Artificial Intelligence (AI) is playing a significant role in accelerating the development of more effective and targeted medicines due to its advanced ability to predict antibody behaviour, optimise antibody design, accelerate discovery and drug development, and enhance therapies and diagnostics.

With the growing emphasis on AI redefining every aspect of biomedical innovation, protein and antibody engineering is emerging as one of its most promising applications. But what does this transformation actually look like in practice? Our June online Thought Leadership ‘Smart Molecules – Harnessing AI and Data to Advance Antibody & Protein Engineering’ offers a masterclass in exploring how AI and data are accelerating antibody and protein engineering.

This online Thought Leadership, available to watch now on our NextGen Biomed community portal, features expert insights across academia and industry from Rahmad Akbar (Senior Data Scientist at Novo Nordisk), Talip Ucar (Senior Director in AstraZeneca), Esmaiel Jabbari (Professor of Chemical and Biomedical Engineering at University of South Carolina), and Thomas Kraft (Principal Scientist at Roche).

Keep reading for some of the key insights and takeaways from this forward-thinking session exploring how artificial intelligence and data-driven strategies are transforming the landscape of antibody and protein engineering.

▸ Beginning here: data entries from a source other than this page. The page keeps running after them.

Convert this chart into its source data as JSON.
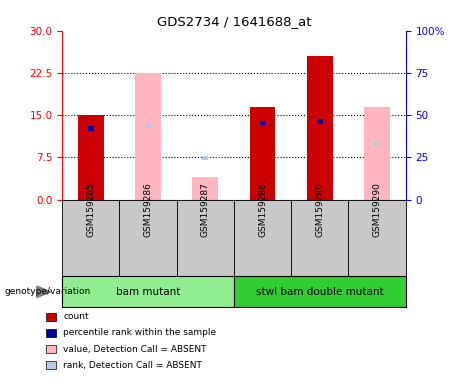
{
  "title": "GDS2734 / 1641688_at",
  "samples": [
    "GSM159285",
    "GSM159286",
    "GSM159287",
    "GSM159288",
    "GSM159289",
    "GSM159290"
  ],
  "groups": [
    {
      "label": "bam mutant",
      "indices": [
        0,
        1,
        2
      ],
      "color": "#90EE90"
    },
    {
      "label": "stwl bam double mutant",
      "indices": [
        3,
        4,
        5
      ],
      "color": "#32CD32"
    }
  ],
  "count_values": [
    15.0,
    null,
    null,
    16.5,
    25.5,
    null
  ],
  "rank_values": [
    12.2,
    null,
    null,
    13.2,
    13.5,
    null
  ],
  "absent_value": [
    null,
    22.5,
    4.0,
    null,
    null,
    16.5
  ],
  "absent_rank": [
    null,
    12.8,
    7.0,
    null,
    null,
    9.5
  ],
  "left_ylim": [
    0,
    30
  ],
  "right_ylim": [
    0,
    100
  ],
  "left_yticks": [
    0,
    7.5,
    15,
    22.5,
    30
  ],
  "right_yticks": [
    0,
    25,
    50,
    75,
    100
  ],
  "count_color": "#CC0000",
  "rank_color": "#0000AA",
  "absent_value_color": "#FFB6C1",
  "absent_rank_color": "#B8C8E0",
  "sample_bg_color": "#C8C8C8",
  "genotype_label": "genotype/variation",
  "legend_items": [
    {
      "color": "#CC0000",
      "label": "count"
    },
    {
      "color": "#0000AA",
      "label": "percentile rank within the sample"
    },
    {
      "color": "#FFB6C1",
      "label": "value, Detection Call = ABSENT"
    },
    {
      "color": "#B8C8E0",
      "label": "rank, Detection Call = ABSENT"
    }
  ]
}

“If you haven’t tried AI for antibody design - please try it. The technology is maturing. And if you’re not ready to adopt this, then you might be left behind.”
— Rahmad Akbar, Novo Nordisk

Let’s firstly dive into our exclusive interview with Rahmad Akbar, who brings deep expertise in the intersection of data science and antibody design. Akbar reflected on the shift of his academic focus - establishing proof of principles for generative antibody design and proof of principles of antibody and antigen binding prediction – to his role at Novo Nordisk, centred on operationalising proof of principles. Data and AI are at the heart of Novo Nordisk’s research strategy, deeply integrated with internal, legacy, and external data sources as well a robust machine learning layer. AI is not viewed as an add-on but as a foundational component of their research architecture. 

“We're not treating AI and data separately, it's more like they are a package deal. You cannot do one without the other.”

Unlike traditional high-throughput screening, which Akbar likens to “relying on chance,” AI enables a more efficient design, build, test and learn cycle. Novo Nordisk now designs and tests smaller, data-enriched plates - prioritising expression and developability before investing in wet lab validation. A recurring theme throughout the discussion was prediction bottlenecks. While expression and developability are increasingly predictable, binding affinity - especially for flexible molecules like antibodies - remains a complex challenge. Prediction of binding, according to Rahmad “is the hardest problem to solve.”

Looking ahead, Akbar envisions a future where in silico prediction becomes the workhorse of drug design, with the wet lab functioning primarily on a quality control level. This transformation would mark a major shift in how pharma companies conceptualise and invest in early discovery. Achieving consistent success across targets - not just isolated proof-of-concept cases - is essential for democratising AI-powered design.

Opening the discussion to our expert panellists, one of the most widely agreed-on themes was the central role of structured, high-quality data. Talip Ucar discussed AstraZeneca’s approach to rebuilding its data pipelines and infrastructure to support scalable AI adoption.

“If you want to indicate AI through our processes in a very good manner, you have to start almost from scratch - generate new data, with the new policy, with the new established standards.”

Ucar also shared interesting insights on AstraZeneca’s successful participation in the first phase of a federated learning initiative with other Big Pharma companies - a method that allows multiple organisations to train machine learning models collaboratively, without exposing raw data.

Thomas Kraft highlighted that a key challenge with machine learning models is insufficient data. He endorsed gradient boosted decision trees (for large language models or classic deep learning) and intermediate in vitro models (to predict human data) as practical solutions. Kraft also described Roche’s use of tool compounds “to sample a certain biophysical space, not with the intention of actually being for a specific project, but for learning.” These compounds, by design, are not project-specific, can be used to fill gaps in datasets, and allow for safe sharing and collaboration between pharma and academic teams.

From an academic viewpoint, Professor Jabbari describes how his lab integrates molecular simulations with machine learning to study and predict the structure of short peptides - often poorly represented in public databases. He emphasised that AI models can only be as powerful as the context they’re given, explaining that the conditions under which a protein was expressed or purified can influence outcomes dramatically and must be captured alongside the data to train reliable models.

 

The discussion concluded with a clear message - AI is transforming discovery - data quality, completeness, and context are more important than ever – and federated learning is an effective tool for secure, collaborative progress.

There is a significant momentum in harnessing and converting the transformative impact of AI and data-driven approaches to advance antibody and protein engineering. For organisations hoping to stay competitive, investing in AI, data infrastructure, and collaborative models appears to be imperative. While challenges around data quality, model interpretation, and integration remain, the tools are maturing rapidly, and the benefits - speed, accuracy, and scalability - are too substantial to ignore.